Nem por um instante duvido que a agência que fez a campanha portuguesa do Mitsubishi ASX já canta vitória e vai, se o não fez já, impressionar o cliente com os "resultados". Desde que falem de nós, não há má publicidade.
Mas a campanha é também uma prova da ignorância com que pessoas do meio da publicidade continuam a movimentar-se na rede. Isto quando passamos o ano de 2010, quase duas décadas passadas sobre a invenção da World Wide Web.

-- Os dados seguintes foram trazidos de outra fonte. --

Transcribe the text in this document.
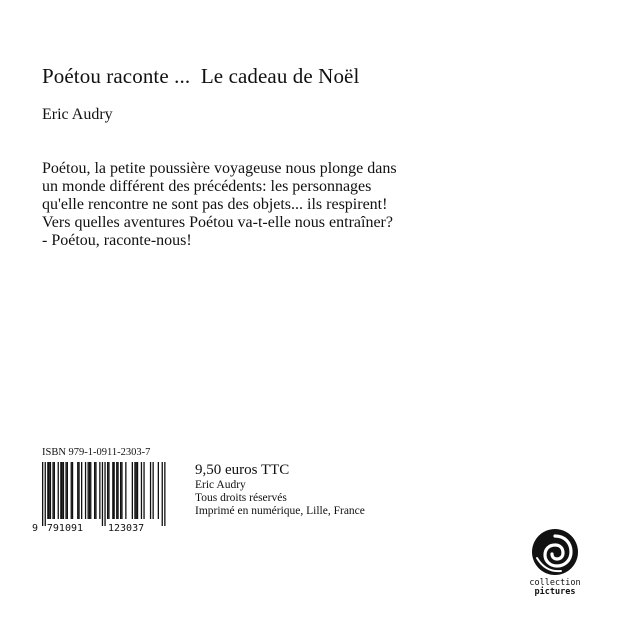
Poétou raconte ...  Le cadeau de Noël
Eric Audry
Poétou, la petite poussière voyageuse nous plonge dans
un monde différent des précédents: les personnages
qu'elle rencontre ne sont pas des objets... ils respirent!
Vers quelles aventures Poétou va-t-elle nous entraîner?
- Poétou, raconte-nous!
ISBN 979-1-0911-2303-7
9 791091 123037
9,50 euros TTC
Eric Audry
Tous droits réservés
Imprimé en numérique, Lille, France
collection
pictures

Quando vi o outdoor pela primeira vez -- um sorvedouro de gasolina pintado de azul com um
facebookiano botão "+1 Add as Friend" -- sorri. Apostei logo ali, na Segunda Circular, que vinha aí borrasca. É quase uma regra, isto de os publicitários se verem compelidos a imitar o que é criado no âmbito da cultura popular, levando os sinais para dentro dos anúncios. Quase sempre o resultado final é do género mais-valia-estarem-quietos.
Claro que este meu pensamento é o que os publicitários classificarão de arrogância elitista. Os "números", dizem eles, legitimam a sua afirmação.
Quem sou eu para os contrariar.
Acontece apenas que tenho uma opinião sobre os autores desta campanha. Não é uma opinião lisonjeira. Eu até admito como válida a ideia de aproveitar a onda popular de reconhecimento pictórico do botão do Facebook, sobretudo -- e isto é importante -- entre as pessoas que são o alvo do anúncio. Daí em frente, está tudo errado.
Não vou tão longe como o Fernando Fonseca no título
O Mitsubishi ASX no Facebook ou como ser estúpido que nem uma porta, Fernando que ainda por cima, há semanas, tinha escrito um artigo cuja leitura é altamente recomendável a todos os publicitários:
Como as marcas andam a invadir a nossa privacidade no Facebook. Nem posso ser tão detalhado como o Bruno Ribeiro, que explica tudo muito bem explicadinho neste artigo,
Mitsubishi Gasta Dinheiro Para Mostrar que Não Percebe o Facebook.
Sintetizo os principais argumentos antes de finalizar:
- O Facebook tem um enquadramento próprio para as promoções: chama-se "página". A campanha ignorou os termos de utilização do Facebook e, pior, as suas práticas comuns;
- O Mitsubishi ASX tem um perfil no Facebook como se fosse uma pessoa, o que é:
- contra as regras do Facebook;
- desrespeitoso para com as pessoas que têm perfis no Facebook;
- insultuoso para quem aprecia as diferenças, favoráveis ao consumidor, do ambiente da rede face ao ambiente dos media antigos;
- Usar um perfil implica obrigar o interessado no carro a uma acção aberrante: amigar-se com um veículo para obter mais informação sobre ele. A forma correta está no botão ao lado: criar uma página da qual as pessoas possam, ou não, gostar, mas na qual podem consultar livremente toda a informação.
Para ficar bem na fotografia do cartaz e dar um toque de modernaço ao SUV, a agência sacrificou a relação com a web, o ambiente reticular e as suas regras de funcionamento. Se a ideia era reduzir o cartaz --propaganda de massas como nenhuma outra -- a um link (errado, ainda por cima, como se vê na foto acima) para um site onde a comunicação é errada, como comprova o reduzido número de "amigos" (média de 120 por dia na última semana), menos sentido faz.
Se não foi ignorância, foi o quê?
Termino com o website do
novo ASX. Parto do piedoso princípio que a agência pediu autorização ao Facebook para copiar o design. Dito isto, a colagem gráfica ao Facebook pode parecer muito criativa no primeiro olhar mas ao segundo revela-se precisamente o contrário. É uma cópia desinspirada e sem sentido e, em última análise, cria uma camada de ruído que não ajuda a perspectivarmos o veículo enquanto tal.